Le tribunal judiciaire d’Épinal, le 18 septembre 2025, statue sur une demande d’indemnisation complémentaire après un accident du travail. Une factrice, heurtée par un véhicule sur le parking privé de son centre de tri, invoque la loi du 5 juillet 1985. L’employeur conteste la qualification des lieux et oppose une faute inexcusable. La juridiction rejette la demande de la victime, estimant que l’accident n’est pas survenu sur une voie ouverte à la circulation publique.
La délimitation du champ d’application de la réparation complémentaire
Le tribunal rappelle le cadre légal restrictif de l’article L. 455-1-1 du code de la sécurité sociale. Le texte subordonne l’indemnisation complémentaire à un double critère cumulatif. L’accident doit impliquer un véhicule terrestre à moteur conduit par l’employeur ou un préposé. Il doit surtout être survenu sur une voie ouverte à la circulation publique, notion laissée à l’appréciation souveraine des juges du fond. La jurisprudence n’a pas entendu retenir une conception extensive de la notion de « voie ouverte à la circulation publique » (Cons. Const., 23 décembre 2011, n°2011-167).
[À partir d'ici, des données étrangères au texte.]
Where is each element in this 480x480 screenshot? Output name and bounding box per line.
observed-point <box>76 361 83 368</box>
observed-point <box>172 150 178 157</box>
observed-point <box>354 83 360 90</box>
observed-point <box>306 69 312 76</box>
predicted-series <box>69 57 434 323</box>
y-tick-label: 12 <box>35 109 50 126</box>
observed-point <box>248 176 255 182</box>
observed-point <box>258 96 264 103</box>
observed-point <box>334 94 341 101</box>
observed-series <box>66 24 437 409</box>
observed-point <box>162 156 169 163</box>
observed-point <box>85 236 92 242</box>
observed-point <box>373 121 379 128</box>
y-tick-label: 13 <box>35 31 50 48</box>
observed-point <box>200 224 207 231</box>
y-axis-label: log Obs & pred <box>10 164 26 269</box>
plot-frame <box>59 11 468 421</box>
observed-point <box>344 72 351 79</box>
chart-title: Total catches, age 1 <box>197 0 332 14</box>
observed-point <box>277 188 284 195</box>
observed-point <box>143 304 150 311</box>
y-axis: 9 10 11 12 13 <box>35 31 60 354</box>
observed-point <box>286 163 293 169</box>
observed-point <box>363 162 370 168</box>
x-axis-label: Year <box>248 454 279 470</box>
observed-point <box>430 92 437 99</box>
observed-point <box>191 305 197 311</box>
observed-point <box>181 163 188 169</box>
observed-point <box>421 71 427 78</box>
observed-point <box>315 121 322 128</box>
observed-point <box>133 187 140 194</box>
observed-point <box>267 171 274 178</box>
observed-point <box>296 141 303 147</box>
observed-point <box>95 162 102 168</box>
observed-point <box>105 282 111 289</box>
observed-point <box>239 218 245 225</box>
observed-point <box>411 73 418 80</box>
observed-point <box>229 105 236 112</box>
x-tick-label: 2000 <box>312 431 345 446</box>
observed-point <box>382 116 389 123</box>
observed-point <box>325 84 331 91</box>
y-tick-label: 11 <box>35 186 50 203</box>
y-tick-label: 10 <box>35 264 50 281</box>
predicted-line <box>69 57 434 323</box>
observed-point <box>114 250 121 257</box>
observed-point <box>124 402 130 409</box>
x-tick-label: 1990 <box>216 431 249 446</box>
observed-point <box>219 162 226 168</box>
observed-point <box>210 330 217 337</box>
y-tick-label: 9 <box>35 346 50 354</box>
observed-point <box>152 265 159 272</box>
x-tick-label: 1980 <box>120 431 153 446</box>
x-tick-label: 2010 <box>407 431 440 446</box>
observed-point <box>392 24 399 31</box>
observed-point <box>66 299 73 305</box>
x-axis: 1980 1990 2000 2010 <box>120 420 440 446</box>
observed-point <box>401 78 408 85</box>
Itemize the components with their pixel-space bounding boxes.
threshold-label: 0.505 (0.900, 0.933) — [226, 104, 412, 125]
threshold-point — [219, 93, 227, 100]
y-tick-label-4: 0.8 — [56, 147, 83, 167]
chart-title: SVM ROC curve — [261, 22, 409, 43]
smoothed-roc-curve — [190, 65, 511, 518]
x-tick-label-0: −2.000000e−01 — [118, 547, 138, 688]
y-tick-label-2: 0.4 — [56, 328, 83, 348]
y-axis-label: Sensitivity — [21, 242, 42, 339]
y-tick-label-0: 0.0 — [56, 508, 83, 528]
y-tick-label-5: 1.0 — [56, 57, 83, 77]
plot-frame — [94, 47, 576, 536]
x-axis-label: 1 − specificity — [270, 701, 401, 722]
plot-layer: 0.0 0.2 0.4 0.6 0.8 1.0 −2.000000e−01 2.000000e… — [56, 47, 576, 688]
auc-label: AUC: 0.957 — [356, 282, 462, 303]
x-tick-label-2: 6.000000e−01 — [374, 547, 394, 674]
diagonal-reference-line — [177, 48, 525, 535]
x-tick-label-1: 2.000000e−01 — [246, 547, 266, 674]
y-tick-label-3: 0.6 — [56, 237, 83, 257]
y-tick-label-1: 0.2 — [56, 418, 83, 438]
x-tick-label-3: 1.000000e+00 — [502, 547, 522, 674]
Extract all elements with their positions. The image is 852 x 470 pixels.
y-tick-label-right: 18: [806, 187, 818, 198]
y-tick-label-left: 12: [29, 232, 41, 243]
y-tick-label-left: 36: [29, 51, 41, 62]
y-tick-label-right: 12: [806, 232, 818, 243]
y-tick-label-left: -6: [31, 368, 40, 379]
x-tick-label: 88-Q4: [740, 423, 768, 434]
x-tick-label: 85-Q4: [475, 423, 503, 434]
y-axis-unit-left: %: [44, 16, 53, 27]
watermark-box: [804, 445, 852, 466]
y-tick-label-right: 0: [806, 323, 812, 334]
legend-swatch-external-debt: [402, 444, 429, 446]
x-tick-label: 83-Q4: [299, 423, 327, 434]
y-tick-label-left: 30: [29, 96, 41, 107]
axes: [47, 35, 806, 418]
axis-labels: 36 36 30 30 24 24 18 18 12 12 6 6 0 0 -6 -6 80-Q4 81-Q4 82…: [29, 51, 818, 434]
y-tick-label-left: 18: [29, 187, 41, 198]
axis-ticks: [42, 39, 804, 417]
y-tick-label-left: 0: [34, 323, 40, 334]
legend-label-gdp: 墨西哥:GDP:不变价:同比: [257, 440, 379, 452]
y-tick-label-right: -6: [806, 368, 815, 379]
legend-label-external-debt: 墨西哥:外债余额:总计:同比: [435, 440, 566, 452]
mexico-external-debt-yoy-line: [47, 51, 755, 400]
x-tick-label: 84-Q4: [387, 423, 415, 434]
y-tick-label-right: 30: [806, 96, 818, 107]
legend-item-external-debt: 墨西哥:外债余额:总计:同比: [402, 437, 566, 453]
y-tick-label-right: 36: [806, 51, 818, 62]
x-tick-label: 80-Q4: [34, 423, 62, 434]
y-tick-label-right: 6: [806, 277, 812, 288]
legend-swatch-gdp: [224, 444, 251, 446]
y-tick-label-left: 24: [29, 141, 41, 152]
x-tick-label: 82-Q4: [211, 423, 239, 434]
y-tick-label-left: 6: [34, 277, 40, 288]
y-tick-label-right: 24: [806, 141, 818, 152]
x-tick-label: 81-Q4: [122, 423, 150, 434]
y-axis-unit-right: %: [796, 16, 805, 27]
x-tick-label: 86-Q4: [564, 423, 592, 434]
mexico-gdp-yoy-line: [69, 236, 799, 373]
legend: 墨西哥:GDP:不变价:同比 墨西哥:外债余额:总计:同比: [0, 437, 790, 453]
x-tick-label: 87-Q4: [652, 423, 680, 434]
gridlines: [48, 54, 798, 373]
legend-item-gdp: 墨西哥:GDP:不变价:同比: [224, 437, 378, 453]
La condition de l’existence d’une « voie ouverte à la circulation publique » demeure ainsi expressément requise (voir notamment Civ. 2ème, 3 juin 2010, n°09-66.485). Le régime dérogatoire reste donc strictement encadré par la loi.
L’analyse concrète des lieux de l’accident conduit à écarter la qualification de voie publique. Les éléments versés aux débats permettent de caractériser l’emprise privée et contrôlée du site. La photographie satellite situe l’accident sur le parking arrière jouxtant la zone de chargement. Le directeur du site décrit les lieux comme une « voie de circulation à l’intérieur du site », dans un « lieu privé ». La présence d’un système de vidéosurveillance et d’un contrôle d’accès par badge est relevée. L’accès possible de visiteurs ou d’entreprises extérieures ne suffit pas à modifier la nature des lieux. Ces éléments démontrent surtout que ce lieu est soumis aux règles édictées par la société LA POSTE, qui exerce un pouvoir de surveillance et de contrôle sur la circulation. La voie est donc privée, réservée aux agents autorisés, et ne peut être considérée comme ouverte à la circulation publique.
Les conséquences procédurales du rejet sur le fond
Le défaut de qualification en voie publique entraîne le rejet de la demande principale. Puisque les conditions légales ne sont pas remplies, la victime ne peut invoquer le régime de la loi Badinter. La juridiction en déduit logiquement l’inutilité de la mesure d’instruction sollicitée. Madame [K] ne peut donc prétendre à une indemnisation sur le fondement de la loi du 5 juillet 1985 et elle sera déboutée de sa demande de désignation d’un expert. La question de la faute inexcusable, débattue par les parties, devient sans objet. Le jugement précise également qu’il n’y a pas lieu de le rendre commun aux organismes sociaux et à l’assureur, parties passives à l’instance. La solution confine ainsi strictement la réparation au régime des accidents du travail.
La décision statue également sur les frais de la procédure et les dépens. La victime, succombante, est condamnée aux dépens en application de l’article 696 du code de procédure civile. En revanche, le tribunal use de son pouvoir d’appréciation pour rejeter la demande de l’employeur au titre de l’article 700. L’équité s’oppose en revanche à sa condamnation en application des dispositions de l’article 700 du code de procédure civile. Cette modulation des condamnations financières atténue les conséquences de l’échec de l’action pour la demanderesse. Elle témoigne d’une certaine modération dans l’exercice de la justice, sans remettre en cause le principe de la condamnation aux dépens.
Cette décision illustre l’interprétation restrictive de la notion de voie ouverte à la circulation publique. Le critère déterminant réside dans le contrôle et l’affectation privative des lieux par l’employeur. La possibilité d’accès à des tiers ne suffit pas à transformer une voie privée en voie publique. Cette solution s’inscrit en cohérence avec une jurisprudence constante. Elle rappelle que le régime dérogatoire de l’article L. 455-1-1 reste une exception au principe de l’indemnisation forfaitaire des accidents du travail. La portée de l’arrêt est donc de confirmer une frontière nette entre les espaces de circulation publique et les emprises privées des entreprises, même de grande taille.